A anterioridade da pergunta por si mesmo, como mostra Lima Vaz, não diz respeito apenas a um dado temporal ou cultural dos gregos arcaicos. Mais do que isso, indica evidentemente uma peculiar “singularidade própria do ser humano” que é ser “interrogador de si mesmo”. Ou seja, o fato de o ser humano perguntar por si mesmo além de apontar para a condição factual de anterioridade da pergunta por si mesmo, diz ainda de sua peculiar condição de ser. O dado cognitivo que aparece na pergunta instaura, na verdade, uma prerrogativa para uma investigação ontológica. Heidegger já tinha alertado para esse modo característico do ser do homem quando inicia sua exposição ontofenomenológica presente em Ser e Tempo tendo por base o Dasein, aquele que tem como modo de ser o perguntar pelo ser.
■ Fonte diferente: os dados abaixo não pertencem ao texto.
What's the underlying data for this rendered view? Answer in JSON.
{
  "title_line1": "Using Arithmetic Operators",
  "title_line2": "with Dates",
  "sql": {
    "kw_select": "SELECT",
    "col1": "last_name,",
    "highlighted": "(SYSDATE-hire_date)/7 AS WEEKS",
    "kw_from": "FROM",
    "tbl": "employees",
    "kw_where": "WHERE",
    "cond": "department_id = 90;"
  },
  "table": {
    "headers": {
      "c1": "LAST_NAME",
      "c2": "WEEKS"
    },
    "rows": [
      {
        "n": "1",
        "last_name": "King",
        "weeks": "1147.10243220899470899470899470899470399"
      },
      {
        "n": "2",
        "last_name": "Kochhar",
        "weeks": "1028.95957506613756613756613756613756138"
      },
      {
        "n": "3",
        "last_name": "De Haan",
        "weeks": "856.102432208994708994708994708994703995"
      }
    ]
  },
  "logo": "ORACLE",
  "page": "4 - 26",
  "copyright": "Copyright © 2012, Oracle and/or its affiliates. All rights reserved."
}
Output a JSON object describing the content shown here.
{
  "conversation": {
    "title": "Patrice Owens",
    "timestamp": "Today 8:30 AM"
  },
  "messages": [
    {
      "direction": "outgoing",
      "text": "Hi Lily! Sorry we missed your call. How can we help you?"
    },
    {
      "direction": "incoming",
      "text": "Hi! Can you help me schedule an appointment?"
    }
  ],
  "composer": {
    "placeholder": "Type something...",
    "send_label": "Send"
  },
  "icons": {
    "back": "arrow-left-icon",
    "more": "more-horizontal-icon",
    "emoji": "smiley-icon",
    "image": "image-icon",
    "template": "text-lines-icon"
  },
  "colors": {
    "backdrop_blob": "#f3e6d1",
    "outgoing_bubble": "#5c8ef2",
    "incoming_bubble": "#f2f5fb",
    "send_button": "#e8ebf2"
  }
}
Esse modo de ser “interrogador de si mesmo” do anthropos, segundo Marconetti, é sua própria condição de possibilidade de humano. Isso significa que o humano que pergunta por si mesmo, só o faz porque, de algum modo, já se pré-autocompreende. O anthropos que se singulariza ontologicamente tendo por base a facticidade da pergunta pelo seu ser-homem, assim acontece à medida que ele já é possuidor de um conhecimento prévio de si, mesmo que tal conhecimento seja ainda superficial e infundado. Esse conhecimento prévio de si é denominado de pré-autocompreensão e a partir do qual se caracteriza a autoconsciência. Assim, o anthropós é “caracterizado pela autoconsciência e pela autocompeensão”. Neste ponto se encontra o dado mais fundamental da natureza da reflexão filosófica sobre o anthropos: o reconhecimento da necessidade do perguntar-se por si; esse reconhecimento que fortuitamente desemboca no processo de teorização, é, antes de tudo, a constatação de que todo perguntar por si, enquanto pergunta fáctica e anterior pelo anthropos, é uma autocompreensão e não há como escapar dela.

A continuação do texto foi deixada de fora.